To help combat this issue, I now choose the toys I purchase for our kids by certain important qualities. I ask myself the following questions before making my choices:
1. Does it make any sort of noise? Play drum sets, flutes, whistles, and electronics with annoying buzzer sounds are out. Anyone giving my children these kinds of toys is no longer a friend of the family.
2. How many microscopic pieces are present or are there more than two parts to the toy? Arianna has some small princess dolls. Each individual doll has little plastic shoes, jewelry, a crown, clothes and accessories. These parts are constantly found throughout the home. In fact, the favorite activity of my daughters with regard to dolls seems to be to undress them and leave the clothes all over the home. I’ll find a bin full of naked princesses and later find their outfits under the couch, in the play oven, used as a bookmark, etc. Decks of cards and puzzle pieces stay ordered for approximately 45 seconds before they are bent, lost, or strewn about the home. Puzzles can be built once. Any subsequent attempt to put it together again will yield a minimum of 1 piece missing…kind of like Humpty Dumpty.
3. Does it require an infinite number of batteries? I’m convinced that kids toys and accessories that eat batteries were developed as a scam by Eveready or Duracell to sell more batteries. For a while we had a baby swing that required 20 Triple D cells for operation… the equivalent of a small nuclear power plant. Can we get wind generators for the toys?

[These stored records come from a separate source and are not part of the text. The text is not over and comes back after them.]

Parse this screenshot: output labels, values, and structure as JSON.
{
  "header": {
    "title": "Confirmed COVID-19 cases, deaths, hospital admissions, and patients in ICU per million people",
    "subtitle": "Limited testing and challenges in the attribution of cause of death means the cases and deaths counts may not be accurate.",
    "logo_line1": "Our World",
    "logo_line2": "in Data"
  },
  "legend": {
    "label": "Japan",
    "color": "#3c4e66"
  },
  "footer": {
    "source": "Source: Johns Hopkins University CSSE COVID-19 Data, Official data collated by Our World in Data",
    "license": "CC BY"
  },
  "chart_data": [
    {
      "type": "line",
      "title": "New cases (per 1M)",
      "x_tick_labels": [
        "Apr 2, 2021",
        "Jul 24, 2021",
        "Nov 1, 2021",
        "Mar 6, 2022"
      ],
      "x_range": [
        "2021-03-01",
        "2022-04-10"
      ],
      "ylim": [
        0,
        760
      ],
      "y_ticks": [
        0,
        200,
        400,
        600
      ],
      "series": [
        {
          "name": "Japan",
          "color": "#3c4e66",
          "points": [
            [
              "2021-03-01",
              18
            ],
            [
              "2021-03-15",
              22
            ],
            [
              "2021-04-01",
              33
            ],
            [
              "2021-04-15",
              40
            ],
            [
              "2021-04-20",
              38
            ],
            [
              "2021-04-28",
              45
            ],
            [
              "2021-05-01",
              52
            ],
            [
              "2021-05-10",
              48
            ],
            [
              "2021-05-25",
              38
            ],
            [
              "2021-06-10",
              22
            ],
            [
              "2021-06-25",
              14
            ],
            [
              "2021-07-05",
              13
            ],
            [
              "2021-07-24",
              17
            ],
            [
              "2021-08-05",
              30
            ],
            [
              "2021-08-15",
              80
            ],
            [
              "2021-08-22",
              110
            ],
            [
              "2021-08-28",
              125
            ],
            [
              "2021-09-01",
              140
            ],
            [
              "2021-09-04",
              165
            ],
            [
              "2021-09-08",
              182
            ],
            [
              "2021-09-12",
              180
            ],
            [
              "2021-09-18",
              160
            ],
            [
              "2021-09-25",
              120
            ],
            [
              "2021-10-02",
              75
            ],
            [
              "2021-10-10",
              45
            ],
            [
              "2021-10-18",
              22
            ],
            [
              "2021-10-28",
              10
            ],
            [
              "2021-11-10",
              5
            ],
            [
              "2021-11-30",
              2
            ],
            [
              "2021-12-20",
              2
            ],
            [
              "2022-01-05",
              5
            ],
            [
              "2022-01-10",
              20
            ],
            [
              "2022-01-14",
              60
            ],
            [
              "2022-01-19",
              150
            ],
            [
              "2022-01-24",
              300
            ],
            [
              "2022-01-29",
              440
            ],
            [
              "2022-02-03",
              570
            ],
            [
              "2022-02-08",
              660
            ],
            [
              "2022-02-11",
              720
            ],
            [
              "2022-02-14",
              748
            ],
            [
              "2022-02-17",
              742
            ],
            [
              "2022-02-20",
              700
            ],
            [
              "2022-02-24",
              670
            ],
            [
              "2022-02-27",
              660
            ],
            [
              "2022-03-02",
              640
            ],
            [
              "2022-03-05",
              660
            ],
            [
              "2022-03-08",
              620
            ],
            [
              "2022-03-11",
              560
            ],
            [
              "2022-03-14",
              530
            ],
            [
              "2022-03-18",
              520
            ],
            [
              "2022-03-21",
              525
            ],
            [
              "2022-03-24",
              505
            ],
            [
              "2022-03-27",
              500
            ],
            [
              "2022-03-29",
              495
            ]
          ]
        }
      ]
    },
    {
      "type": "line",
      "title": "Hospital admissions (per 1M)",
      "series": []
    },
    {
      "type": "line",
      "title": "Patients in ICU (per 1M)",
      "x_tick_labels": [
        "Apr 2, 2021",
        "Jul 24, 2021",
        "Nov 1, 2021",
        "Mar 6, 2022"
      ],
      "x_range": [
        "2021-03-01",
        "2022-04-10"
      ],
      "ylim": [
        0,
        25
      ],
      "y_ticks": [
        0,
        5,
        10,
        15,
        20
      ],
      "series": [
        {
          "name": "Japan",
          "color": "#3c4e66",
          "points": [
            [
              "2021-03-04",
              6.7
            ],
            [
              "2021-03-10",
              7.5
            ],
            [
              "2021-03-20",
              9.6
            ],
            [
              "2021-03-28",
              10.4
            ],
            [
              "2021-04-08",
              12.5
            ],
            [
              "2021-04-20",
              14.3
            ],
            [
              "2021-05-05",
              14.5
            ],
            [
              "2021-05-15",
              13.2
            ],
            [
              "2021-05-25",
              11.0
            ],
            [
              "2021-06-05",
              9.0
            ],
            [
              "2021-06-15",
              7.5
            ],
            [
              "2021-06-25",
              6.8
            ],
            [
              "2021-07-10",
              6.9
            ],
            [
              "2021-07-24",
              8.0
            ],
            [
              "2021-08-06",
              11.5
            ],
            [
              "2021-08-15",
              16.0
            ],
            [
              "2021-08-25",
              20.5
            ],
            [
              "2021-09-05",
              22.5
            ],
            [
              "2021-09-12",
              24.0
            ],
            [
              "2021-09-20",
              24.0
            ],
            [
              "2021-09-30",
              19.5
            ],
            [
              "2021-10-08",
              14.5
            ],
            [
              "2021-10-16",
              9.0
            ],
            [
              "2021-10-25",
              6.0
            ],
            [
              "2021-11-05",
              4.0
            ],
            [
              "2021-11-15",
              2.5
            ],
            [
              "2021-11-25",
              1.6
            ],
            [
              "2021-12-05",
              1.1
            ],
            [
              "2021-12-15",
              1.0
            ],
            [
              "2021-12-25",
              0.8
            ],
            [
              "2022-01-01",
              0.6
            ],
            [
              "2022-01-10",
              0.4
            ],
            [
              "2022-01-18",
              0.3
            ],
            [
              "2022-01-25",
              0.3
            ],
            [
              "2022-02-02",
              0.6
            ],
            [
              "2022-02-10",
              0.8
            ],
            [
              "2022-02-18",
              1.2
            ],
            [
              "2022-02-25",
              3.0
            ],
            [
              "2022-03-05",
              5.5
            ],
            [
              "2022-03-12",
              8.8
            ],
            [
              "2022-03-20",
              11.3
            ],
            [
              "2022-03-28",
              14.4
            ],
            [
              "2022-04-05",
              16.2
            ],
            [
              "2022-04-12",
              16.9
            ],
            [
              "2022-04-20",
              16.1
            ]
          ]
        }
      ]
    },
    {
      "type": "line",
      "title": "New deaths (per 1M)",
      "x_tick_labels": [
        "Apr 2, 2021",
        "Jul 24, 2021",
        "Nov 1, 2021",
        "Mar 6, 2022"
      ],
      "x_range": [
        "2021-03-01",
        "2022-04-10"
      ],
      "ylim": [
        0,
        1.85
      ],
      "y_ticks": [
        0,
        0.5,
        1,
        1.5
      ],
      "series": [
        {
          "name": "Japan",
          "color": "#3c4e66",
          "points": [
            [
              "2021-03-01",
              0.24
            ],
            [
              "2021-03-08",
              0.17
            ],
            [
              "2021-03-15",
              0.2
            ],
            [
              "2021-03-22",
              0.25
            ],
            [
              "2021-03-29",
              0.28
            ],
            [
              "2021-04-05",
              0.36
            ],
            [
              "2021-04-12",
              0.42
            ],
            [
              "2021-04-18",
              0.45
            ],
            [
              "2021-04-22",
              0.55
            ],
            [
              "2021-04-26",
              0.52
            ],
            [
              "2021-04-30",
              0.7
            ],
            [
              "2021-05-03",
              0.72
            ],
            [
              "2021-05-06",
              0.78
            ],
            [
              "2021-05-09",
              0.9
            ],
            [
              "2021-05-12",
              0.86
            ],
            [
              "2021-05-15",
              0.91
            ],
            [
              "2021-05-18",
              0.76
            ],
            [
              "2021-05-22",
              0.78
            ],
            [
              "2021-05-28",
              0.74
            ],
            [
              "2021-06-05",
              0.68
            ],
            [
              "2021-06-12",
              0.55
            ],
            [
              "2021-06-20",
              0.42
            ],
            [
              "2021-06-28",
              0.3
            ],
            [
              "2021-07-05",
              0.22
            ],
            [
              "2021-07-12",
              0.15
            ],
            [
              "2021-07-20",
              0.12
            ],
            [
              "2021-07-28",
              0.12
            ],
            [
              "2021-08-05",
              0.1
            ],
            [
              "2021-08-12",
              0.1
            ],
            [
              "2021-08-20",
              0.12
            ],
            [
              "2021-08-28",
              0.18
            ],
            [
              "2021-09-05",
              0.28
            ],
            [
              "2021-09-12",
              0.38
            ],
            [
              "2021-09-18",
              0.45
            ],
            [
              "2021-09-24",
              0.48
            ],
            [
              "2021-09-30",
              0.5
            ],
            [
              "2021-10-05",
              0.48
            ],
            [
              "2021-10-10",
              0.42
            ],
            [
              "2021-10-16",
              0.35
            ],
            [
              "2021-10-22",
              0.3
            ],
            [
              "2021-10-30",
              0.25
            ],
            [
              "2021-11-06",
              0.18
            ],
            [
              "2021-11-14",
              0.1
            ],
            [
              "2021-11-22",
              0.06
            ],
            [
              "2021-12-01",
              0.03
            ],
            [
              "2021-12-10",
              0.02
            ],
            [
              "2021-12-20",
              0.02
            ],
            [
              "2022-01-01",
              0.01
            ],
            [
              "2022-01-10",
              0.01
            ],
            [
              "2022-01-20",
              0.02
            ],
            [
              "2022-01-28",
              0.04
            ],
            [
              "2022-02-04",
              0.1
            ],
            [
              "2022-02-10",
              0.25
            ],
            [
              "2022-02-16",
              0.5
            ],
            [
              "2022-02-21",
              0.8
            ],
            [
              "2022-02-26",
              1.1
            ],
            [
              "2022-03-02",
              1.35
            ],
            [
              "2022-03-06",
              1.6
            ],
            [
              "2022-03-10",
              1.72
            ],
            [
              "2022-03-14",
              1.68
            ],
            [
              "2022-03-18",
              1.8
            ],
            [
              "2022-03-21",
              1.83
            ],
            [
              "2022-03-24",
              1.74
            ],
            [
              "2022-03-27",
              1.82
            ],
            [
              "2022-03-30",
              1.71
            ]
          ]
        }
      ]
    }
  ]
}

4. Does it require an advanced degree to remove it from the box? I’m really glad I went to school for electrical engineering. Removing toys from boxes at Christmas is like diffusing a bomb. “Get me the wire cutters honey!”
If the toy fails any of these tests, it’s less of an option. OK…in reality…we do allow the kids to play quite a lot.
The other day, finger painting sounded like a good idea to keep the kids busy in a creative activity. About 20 minutes later my wife checked on the girls to find that they had completely covered themselves (instead of the paper) with finger paint. What fun! It was now finger…hand, hair, arm, leg, and face paint.
So my wife finally realized her dream of being a CIA agent as she said “Hands up in the air. Nobody move!” As we were cleaning them up I thought to myself “I wish I had taken a photo of that. Now I’ll have to stage the photo later.”
I’ve found that I need to resist the need to be clean all the time. Sometimes letting things be messy for a while helps them to get cleaned up better in the end. This is really a struggle for me. I’m kind of an organization and neat freak with tendencies toward perfectionism. I have a Dymo Letra Tag label maker that I hold in a holster. (Only use the plastic tape.) I build custom databases where every piece of information requires a place.
Life is about getting all messy and then cleaning up. As much as we desire to protect our kids and keep things neat, sometimes we have to let them make mistakes and get into messes on their own to learn a lesson.
Being around kids will sure help to CURE you of perfectionism…or drive you batty. I say get used to it. Life is messy. Be OK with it. You’ll have more fun.
Then one day your dream will come true like it just did a few minutes ago. My oldest daughter Arianna started cleaning up the house on her own. She said: “I want things to look shiny. If anything looks dirty, I’m going to clean it all up.” Then she proceeded to spray Windex into the DVD player. OK…two steps forward and one step back.